Percebemos isso perfeitamente quando lemos o diagnóstico que Adorno fez da ascensão de um partido neonazi, o NPD, nos anos 60 do século passado, na República Federal da Alemanha. Foi numa conferência, em Viena, no ano de 1967, que o filósofo falou para um auditório de estudantes sobre os “Aspectos do Novo Radicalismo de Direita”: foi este o título da conferência e é este o título do texto transcrito e publicado pela primeira vez sob a forma de livro em 2019 (em Portugal, caso raro, esse livro foi logo publicado no ano seguinte, pelas Edições 70; tradução de Mariana Toldy e Teresa Toldy), com um longo e excelente posfácio do historiador Volker Weiss.

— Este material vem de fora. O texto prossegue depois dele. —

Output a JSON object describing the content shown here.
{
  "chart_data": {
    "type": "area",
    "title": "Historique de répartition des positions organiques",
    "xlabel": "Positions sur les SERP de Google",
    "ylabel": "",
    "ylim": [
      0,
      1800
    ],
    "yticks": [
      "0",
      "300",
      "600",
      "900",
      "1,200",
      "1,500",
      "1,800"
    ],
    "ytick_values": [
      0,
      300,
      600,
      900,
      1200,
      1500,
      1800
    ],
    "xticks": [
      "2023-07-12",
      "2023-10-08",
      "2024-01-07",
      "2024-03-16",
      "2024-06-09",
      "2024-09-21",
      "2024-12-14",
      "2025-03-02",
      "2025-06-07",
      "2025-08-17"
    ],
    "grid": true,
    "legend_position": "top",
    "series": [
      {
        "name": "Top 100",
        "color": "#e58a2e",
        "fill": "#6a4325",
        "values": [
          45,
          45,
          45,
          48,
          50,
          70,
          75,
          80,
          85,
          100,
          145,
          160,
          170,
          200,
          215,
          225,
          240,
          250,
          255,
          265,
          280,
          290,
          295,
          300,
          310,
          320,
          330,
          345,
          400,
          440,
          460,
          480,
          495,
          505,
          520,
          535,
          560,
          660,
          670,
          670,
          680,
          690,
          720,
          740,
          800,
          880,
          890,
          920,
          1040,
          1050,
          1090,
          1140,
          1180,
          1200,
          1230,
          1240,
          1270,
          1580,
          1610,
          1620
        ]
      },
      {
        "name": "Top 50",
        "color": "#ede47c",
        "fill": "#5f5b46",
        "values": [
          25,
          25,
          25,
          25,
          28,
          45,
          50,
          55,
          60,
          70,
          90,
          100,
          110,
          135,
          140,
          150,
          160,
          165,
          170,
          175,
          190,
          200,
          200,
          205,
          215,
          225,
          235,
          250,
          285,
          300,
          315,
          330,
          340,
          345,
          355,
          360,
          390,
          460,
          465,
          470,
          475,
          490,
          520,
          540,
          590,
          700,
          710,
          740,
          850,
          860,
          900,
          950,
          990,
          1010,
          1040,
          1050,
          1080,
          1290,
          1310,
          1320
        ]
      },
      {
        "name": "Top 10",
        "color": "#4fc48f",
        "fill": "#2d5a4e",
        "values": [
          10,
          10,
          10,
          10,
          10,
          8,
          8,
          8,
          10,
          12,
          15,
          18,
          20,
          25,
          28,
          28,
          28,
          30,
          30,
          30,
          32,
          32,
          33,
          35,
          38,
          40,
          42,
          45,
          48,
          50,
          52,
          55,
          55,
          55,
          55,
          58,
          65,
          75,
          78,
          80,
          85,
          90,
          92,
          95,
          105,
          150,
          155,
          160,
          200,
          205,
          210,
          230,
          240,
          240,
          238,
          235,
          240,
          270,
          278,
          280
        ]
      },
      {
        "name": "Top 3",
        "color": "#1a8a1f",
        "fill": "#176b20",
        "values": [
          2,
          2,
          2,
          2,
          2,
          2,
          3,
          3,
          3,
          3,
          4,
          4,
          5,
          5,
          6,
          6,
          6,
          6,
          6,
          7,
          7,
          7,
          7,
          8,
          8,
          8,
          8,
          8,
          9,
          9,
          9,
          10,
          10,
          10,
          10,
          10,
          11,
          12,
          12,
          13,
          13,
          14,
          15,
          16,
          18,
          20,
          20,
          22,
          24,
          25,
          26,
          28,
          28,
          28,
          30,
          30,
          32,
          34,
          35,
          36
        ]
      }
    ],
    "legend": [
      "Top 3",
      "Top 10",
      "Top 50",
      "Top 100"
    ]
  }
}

Muito antes dos processos de difusão de fake news, Adorno identifica o recurso à mentira como um instrumento fundamental desta direita radical, isto é, a difusão reiterada de informações falsas, às vezes grosseiras, outras vezes difíceis de comprovar. A mentira é um dos meios, não o único, que alimenta os mecanismos da propaganda, aptos a fomentar os comportamentos emotivos e a estimular aquilo a que Adorno chama a “ostentação pática” (do grego pathos), sem substância. Encontramos aqui uma análise que prossegue algumas ideias que ele já tinha desenvolvido num texto de 1951, A Teoria Freudiana e o Modelo da Propaganda Fascista.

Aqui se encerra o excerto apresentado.